Anyone ever seen this or have any thoughts about what it could be?
Marcy
Small hoya with big identiy crisis
WEEEEEEeeeel. good questions. Seems like flowers are going to be the answer! Could be the H. memoria/H. inconspicua conundrum...but then again....
Where did you get this beauty?
Carol
Marcy, this certainly isn't going to help you figure out what you've got ... but I find similar things happening on some of my plants as well. I wonder if it might be light related? I have some carnosas & a motoskei that I moved outside for the summer. Some of the new leaves (but not all) are giant compared to the regular size leaves. The same thing happened with my erythrina - a couple of the new leaves are double in size to the regular ones. The only thing I can think of is that, coupled with good air circulation, the summer light is longer and more intense. Could this lead to larger leaves?
Ann
Carol....I got it from Norma a year or so ago. It was just a tiny little 4 leaf cutting then & all the leaves were the little type then. It didn't grow much for a long time & then suddenly started putting out all these strange leaves.
Ann....I too will get the occational BIG umungus leaf on something outside here & there, but this is strange in that it makes 4 leaves at the node with 2 of them long like memoria leaves and 2 of them the little tiny ones. A real puzzler to me.
Hi Marcy;
I'm late in posting an answer to your "strange leaf inquiry", have had company with lots of giggling over "you know what"! got lots of chatting in, plus lots of work (me and Sandy did the work, Ann S. supervised) Also got some lessons in with Ann, regarding identifying plants and how to carefully take them apart etc. etc. etc. I think we did more of the etc. lol
This photo is a picture of H. memoria. I'm pretty sure it came from a cutting that I gave to Norma two summers ago. This species has the annoying habit of having several different sizes of leaves and always form in little clumps of (usually) five leaves around a node as the branches elongate.
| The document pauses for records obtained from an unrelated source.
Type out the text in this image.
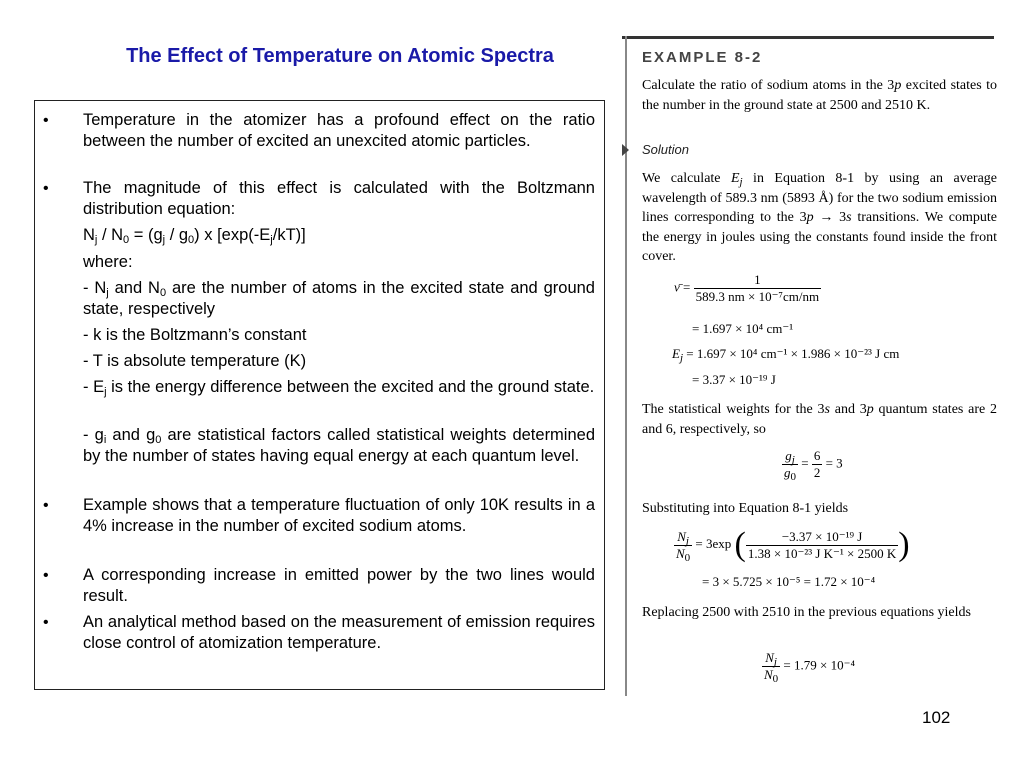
The Effect of Temperature on Atomic Spectra
• Temperature in the atomizer has a profound effect on the ratio between the number of excited an unexcited atomic particles.
• The magnitude of this effect is calculated with the Boltzmann distribution equation:
$N_j / N_0 = (g_j / g_0)$ x $[\exp(-E_j/kT)]$
where:
- $N_j$ and $N_0$ are the number of atoms in the excited state and ground state, respectively
- k is the Boltzmann’s constant
- T is absolute temperature (K)
- $E_j$ is the energy difference between the excited and the ground state.
- $g_i$ and $g_0$ are statistical factors called statistical weights determined by the number of states having equal energy at each quantum level.
• Example shows that a temperature fluctuation of only 10K results in a 4% increase in the number of excited sodium atoms.
• A corresponding increase in emitted power by the two lines would result.
• An analytical method based on the measurement of emission requires close control of atomization temperature.
EXAMPLE 8-2
Calculate the ratio of sodium atoms in the 3p excited states to the number in the ground state at 2500 and 2510 K.
Solution
We calculate $E_j$ in Equation 8-1 by using an average wavelength of 589.3 nm (5893 Å) for the two sodium emission lines corresponding to the 3p → 3s transitions. We compute the energy in joules using the constants found inside the front cover.
ν̄ = $\frac{1}{\text{589.3 nm × 10⁻⁷cm/nm}}$
= 1.697 × 10⁴ cm⁻¹
$E_j = 1.697 \times 10^4$ cm⁻¹ × 1.986 × 10⁻²³ J cm
= 3.37 × 10⁻¹⁹ J
The statistical weights for the 3s and 3p quantum states are 2 and 6, respectively, so
$\frac{g_j}{g_0} = \frac{6}{2} = 3$
Substituting into Equation 8-1 yields
$\frac{N_j}{N_0} = 3\exp$ ( $\frac{\text{−3.37 × 10⁻¹⁹ J}}{\text{1.38 × 10⁻²³ J K⁻¹ × 2500 K}}$ )
= 3 × 5.725 × 10⁻⁵ = 1.72 × 10⁻⁴
Replacing 2500 with 2510 in the previous equations yields
$\frac{N_j}{N_0} = 1.79 \times 10^{-4}$
102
I personally think it's one of the prettiest of all the so called "basket plants".The foliage is gorgeous and it seems to bloom furiously just to make us hoya nuts happy.
Sandy and I took scads of photos and I will be posting many of them as time goes by. I've got to get to work, the day is slipping away.
Annie W.
Ann...are you sure you posted the right picture? That hoya looks to have veins running along it. The other memoria I have only has speckels on the leaves (no veins).
I may have a misidentified one though. Ha. (how unusual). ;-D
Marcy
That photo is of siariae, not memoria... Nice photo, though!
Christina
No ladies; I didn't mean for it to be memoria. I just reread my posting and realized that you all must have thought I meant that I got this plant in my photo from Norma. I knew it was siariae all along. Just showing off!
Sandy knocked an entire umbel off with her head while she was here. I really believe she thought I was going to commit murder, instead I laughed so hard at the flowers dripping out of her hair and off her eyebrows and eyelashes that my sides ached.
Annie
I am getting a visual ... Oh, now that is funny!